Il n’octroya qu’un léger coup de tête à Pauline.
— Des portos, je suppose…
— Des grenadines, firent les quatre gosses, et des cacahuètes salées.
Sans attendre, ils se précipitaient dans la pièce voisine où se trouvaient les flippers de toutes sortes.
— Je croyais trouver Vicky, dit Marjorie en ôtant son burnous.
— Il y a de la lumière, chez elle, annonça Pauline. Elle n’aime pas quand ce vent souffle avec tout ce sable. Ça l’impressionne.
Marjorie eut un petit sourire crispé. Son hypothèse se confirmait. Cette petite dinde essayait de s’amuser à ses dépens. S’amuser ? Certainement pas. Faire du mal, plutôt. La pousser dans un piège malveillant pour détruire cette stupide image de femme parfaite.
— Vous savez, lui dit Marino, je voudrais faire votre portrait… Ne vous a-t-on jamais dit que votre visage rayonne ? Je me demande si je pourrais traduire dans ma peinture tout ce que l’on soupçonne en vous de vie merveilleusement assumée.
— Oh ! gloussa Pauline Bosson, ce serait certainement un chef-d’œuvre.
Furieuse, Marjorie regardait les lumières du port qui venaient de s’allumer. Des dizaines de lumières pour un port trop grand, artificiellement créé dans les sables, lui aussi. On avait parlé d’éteindre une borne lumineuse sur deux, mais tout le monde s’était récrié, cela ferait sinistre, n’aurait plus aucune classe. Qui payerait lorsqu’il faudrait en passer par là ?
— Ne refusez pas, supplia Arturo. Ce sera mon chef-d’œuvre.
— Oui, acceptez, dit Pauline en écho.
Un gosse revint rafler dans sa paume sale toutes les cacahuètes des deux soucoupes, repartit vers les flippers qui cliquetaient férocement à côté.
— Je ne serais pas à l’aise, dit Marjorie. Déjà, je déteste me laisser photographier.
— Les séances de poses ne seront pas très longues, affirma Marino. Mais nombreuses, car je désespère de saisir vos expressions fugitives…

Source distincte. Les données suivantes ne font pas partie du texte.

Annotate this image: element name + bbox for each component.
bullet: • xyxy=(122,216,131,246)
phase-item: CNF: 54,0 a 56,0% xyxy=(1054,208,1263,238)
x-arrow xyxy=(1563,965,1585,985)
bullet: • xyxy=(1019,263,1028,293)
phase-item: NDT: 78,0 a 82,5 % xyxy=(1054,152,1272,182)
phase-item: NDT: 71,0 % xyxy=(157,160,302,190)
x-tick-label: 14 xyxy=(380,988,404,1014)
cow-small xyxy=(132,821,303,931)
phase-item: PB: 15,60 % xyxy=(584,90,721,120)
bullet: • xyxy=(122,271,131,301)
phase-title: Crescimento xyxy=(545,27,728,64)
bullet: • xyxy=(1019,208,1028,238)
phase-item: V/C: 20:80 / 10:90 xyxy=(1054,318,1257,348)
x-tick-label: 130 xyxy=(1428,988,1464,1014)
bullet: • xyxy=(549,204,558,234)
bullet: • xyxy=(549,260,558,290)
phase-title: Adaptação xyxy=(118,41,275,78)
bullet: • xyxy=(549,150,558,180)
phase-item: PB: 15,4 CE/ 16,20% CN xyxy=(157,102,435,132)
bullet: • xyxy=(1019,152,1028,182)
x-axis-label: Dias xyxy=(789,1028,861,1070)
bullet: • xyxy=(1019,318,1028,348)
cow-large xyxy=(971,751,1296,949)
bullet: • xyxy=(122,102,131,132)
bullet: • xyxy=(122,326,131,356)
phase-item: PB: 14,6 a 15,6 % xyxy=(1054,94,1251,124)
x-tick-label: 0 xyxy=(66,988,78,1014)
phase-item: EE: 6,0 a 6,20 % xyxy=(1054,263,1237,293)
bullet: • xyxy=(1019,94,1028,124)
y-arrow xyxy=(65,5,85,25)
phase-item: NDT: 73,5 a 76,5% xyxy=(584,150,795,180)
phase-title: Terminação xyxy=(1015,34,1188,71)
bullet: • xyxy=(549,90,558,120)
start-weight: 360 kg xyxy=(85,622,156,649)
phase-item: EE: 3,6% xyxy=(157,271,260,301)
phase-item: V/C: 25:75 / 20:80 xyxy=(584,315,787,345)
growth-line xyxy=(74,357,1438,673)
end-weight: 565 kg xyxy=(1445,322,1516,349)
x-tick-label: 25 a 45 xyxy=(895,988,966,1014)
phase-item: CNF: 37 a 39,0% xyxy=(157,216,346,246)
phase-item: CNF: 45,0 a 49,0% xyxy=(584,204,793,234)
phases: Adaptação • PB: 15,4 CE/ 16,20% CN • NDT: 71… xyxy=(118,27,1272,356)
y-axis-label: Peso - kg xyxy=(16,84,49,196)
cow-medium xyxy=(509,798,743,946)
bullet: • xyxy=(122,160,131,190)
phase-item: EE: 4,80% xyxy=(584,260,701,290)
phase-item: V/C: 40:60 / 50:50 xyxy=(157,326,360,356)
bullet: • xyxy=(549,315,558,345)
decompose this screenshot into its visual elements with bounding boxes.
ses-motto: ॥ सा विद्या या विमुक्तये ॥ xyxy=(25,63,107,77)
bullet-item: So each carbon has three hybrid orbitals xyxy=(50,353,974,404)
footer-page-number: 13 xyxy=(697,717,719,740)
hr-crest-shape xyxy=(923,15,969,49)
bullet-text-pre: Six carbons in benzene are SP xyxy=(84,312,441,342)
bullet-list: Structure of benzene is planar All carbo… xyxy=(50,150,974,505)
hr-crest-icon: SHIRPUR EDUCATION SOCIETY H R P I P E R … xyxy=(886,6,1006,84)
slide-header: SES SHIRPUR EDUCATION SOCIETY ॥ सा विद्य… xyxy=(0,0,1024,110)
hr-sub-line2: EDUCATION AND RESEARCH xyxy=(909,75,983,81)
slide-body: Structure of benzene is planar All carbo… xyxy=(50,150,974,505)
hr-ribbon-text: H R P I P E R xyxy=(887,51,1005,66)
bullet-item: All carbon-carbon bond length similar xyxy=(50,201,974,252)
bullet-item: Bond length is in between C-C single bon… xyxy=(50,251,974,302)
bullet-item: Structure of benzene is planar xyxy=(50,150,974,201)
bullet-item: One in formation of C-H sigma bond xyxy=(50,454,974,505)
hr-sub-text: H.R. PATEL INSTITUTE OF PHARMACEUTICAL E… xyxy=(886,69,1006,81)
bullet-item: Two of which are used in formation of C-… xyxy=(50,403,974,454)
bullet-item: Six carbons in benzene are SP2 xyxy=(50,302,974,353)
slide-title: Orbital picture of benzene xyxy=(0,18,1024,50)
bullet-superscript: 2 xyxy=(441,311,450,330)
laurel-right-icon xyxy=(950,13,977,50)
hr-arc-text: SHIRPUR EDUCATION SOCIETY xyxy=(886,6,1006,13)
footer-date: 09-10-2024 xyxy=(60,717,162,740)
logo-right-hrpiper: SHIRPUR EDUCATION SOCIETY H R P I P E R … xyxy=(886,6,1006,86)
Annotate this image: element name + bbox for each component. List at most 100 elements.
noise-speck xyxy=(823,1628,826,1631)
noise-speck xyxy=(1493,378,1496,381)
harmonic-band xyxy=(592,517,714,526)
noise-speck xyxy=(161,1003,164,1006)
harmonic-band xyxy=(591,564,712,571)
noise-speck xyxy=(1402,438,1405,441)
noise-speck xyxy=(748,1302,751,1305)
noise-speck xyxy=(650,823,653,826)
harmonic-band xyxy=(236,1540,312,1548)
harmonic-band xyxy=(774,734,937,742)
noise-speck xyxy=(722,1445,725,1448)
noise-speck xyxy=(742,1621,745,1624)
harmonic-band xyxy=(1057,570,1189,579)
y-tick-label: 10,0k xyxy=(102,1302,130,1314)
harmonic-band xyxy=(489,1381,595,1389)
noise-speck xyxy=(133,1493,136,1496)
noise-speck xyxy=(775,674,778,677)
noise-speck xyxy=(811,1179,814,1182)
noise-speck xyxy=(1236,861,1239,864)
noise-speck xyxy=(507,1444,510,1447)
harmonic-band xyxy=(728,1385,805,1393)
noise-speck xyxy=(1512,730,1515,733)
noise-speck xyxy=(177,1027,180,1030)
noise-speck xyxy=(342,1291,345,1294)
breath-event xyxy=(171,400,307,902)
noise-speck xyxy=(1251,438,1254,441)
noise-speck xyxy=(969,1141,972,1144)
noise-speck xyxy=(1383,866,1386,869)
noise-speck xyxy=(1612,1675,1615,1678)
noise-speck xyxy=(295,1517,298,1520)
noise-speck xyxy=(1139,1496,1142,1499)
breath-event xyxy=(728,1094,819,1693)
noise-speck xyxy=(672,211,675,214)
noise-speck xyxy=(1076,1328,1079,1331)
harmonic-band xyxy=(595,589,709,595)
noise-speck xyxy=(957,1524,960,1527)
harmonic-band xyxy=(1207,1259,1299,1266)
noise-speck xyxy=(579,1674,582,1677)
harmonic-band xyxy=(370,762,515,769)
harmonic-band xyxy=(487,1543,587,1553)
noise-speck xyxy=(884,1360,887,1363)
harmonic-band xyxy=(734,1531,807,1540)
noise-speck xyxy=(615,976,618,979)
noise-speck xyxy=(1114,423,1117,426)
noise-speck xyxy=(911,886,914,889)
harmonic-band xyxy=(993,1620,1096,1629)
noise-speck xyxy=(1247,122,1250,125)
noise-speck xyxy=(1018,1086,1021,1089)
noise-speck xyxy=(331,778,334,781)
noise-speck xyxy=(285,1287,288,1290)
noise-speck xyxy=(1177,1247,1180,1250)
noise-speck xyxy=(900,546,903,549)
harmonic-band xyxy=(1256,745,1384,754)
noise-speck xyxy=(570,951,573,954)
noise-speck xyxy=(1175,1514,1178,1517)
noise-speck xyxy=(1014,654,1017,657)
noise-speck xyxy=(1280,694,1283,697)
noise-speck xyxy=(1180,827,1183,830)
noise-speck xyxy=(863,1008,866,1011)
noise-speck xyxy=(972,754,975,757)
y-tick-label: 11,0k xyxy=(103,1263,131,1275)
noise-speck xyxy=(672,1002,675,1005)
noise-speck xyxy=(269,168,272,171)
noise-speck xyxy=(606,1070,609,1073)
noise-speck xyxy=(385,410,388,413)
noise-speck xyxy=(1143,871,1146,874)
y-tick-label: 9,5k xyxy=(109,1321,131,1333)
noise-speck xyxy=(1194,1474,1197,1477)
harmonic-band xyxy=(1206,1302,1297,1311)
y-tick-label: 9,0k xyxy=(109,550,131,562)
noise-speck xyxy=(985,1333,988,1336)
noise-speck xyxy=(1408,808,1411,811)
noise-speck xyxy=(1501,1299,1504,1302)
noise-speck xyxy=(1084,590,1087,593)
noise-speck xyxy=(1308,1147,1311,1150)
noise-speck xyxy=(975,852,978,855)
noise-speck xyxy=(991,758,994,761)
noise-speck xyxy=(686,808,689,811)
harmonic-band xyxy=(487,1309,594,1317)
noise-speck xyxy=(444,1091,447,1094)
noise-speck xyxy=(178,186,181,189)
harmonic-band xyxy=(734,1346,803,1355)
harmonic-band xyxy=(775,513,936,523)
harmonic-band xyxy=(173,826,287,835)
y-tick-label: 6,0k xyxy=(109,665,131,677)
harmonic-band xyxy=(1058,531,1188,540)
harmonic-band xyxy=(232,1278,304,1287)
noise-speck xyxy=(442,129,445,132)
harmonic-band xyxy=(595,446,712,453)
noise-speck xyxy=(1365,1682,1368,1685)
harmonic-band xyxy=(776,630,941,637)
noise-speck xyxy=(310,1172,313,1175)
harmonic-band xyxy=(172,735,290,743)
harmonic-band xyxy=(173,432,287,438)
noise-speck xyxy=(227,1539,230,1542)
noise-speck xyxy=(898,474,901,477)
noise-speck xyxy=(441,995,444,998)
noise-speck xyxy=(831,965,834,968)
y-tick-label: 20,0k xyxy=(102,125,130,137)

Elle avait envie de leur crier de cesser ce jeu. Ils allaient trop loin, comme la voix au téléphone. Et s’il s’agissait d’un complot collectif ? Marino n’avait peut-être rien à refuser à Vicky Lombard. Au Club House de tennis, Marjorie avait surpris de furtives caresses entre eux. Ne faisaient-ils pas de longues promenades à cheval dans les anciens marais ? Michel Lombard passait sa journée à Montpellier, faisant des recherches dans les bibliothèques, en dehors de ses cours. Il entassait une documentation pour un ouvrage très savant.
Pauline Bosson savait-elle quelque chose ? Marjorie lui avait prêté de l’argent pour démêler ses paperasses, trouver un avocat, la conduisant même à Montpellier dans sa voiture. Parfois, elle l’invitait à midi, lorsque Alexis n’était pas là, avec ses quatre gosses qui mettaient l’appartement en révolution. Mais elle savait que la reconnaissance était un sentiment qu’on ne pouvait longtemps manifester sans agacement. Cette femme lui paraissait parfois trop attentionnée, trop obséquieuse.